In 2005, Premier Wen Jiabao visited Henan province and met with people infected with HIV and AIDS, in an effort to show that the government cared about the problem.

However, two women in the hotel room angrily recalled the event.

"I went to see the premier, learning that he would come all the way, hoping he would listen to us," one woman said. "But the police suddenly grabbed my hair and beat me to the ground."

All 11 HIV-positive patients who had been waiting for Wen along the road were taken away before he arrived, the women said. One woman patient ended up being detained for about a month.

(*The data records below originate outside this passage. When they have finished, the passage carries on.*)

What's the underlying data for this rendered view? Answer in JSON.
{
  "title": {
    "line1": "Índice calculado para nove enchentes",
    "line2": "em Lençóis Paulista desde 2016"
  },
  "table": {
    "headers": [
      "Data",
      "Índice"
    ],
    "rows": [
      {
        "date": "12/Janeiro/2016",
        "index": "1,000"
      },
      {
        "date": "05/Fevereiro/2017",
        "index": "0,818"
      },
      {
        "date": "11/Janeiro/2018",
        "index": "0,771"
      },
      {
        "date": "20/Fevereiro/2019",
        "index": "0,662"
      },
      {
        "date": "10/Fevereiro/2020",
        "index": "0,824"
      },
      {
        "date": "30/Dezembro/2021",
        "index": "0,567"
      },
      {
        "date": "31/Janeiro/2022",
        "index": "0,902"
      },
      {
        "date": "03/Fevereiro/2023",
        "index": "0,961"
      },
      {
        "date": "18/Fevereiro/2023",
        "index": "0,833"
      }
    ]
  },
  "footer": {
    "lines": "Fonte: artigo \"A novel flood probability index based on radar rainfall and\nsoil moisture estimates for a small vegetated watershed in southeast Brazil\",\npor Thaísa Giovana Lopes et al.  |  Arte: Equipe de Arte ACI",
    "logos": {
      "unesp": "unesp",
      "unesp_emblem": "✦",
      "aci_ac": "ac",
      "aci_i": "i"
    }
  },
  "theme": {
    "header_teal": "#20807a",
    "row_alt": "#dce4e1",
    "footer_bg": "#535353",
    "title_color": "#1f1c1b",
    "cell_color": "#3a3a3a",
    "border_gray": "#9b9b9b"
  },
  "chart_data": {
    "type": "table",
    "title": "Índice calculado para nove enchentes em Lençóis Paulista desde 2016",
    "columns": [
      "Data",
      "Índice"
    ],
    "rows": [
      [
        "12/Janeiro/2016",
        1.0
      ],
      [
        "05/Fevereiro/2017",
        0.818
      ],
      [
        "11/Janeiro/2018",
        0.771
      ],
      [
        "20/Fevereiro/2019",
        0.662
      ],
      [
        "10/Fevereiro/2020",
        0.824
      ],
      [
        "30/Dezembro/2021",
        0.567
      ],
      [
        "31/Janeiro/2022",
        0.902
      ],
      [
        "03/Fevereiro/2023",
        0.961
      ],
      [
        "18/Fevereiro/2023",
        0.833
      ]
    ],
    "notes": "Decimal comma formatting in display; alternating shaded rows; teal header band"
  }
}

Some foreign media reported that Wen's visit was stage-managed by local government officials who met the premier, disguising themselves as HIV patients.

Even though there was a time when HIV-infected people had been united in seeking a class action lawsuit, they were completely repressed by the authorities who feared that people would organize and become insurgents.

One of my acquaintances, a lawyer who was pursuing the problem, was deprived of his status by the authorities.

The government's pressure on people with HIV and AIDS is considerable.

Only a few of the people I met on that day agreed to have their names and faces appear in my article; many others agreed to be interviewed on condition of anonymity.

Many people have fought to bring the issue out in the open, including foreigners and the Chinese.

More than a few international human rights groups supported the effort.

Still, many people infected with HIV and AIDS remain without assistance or support.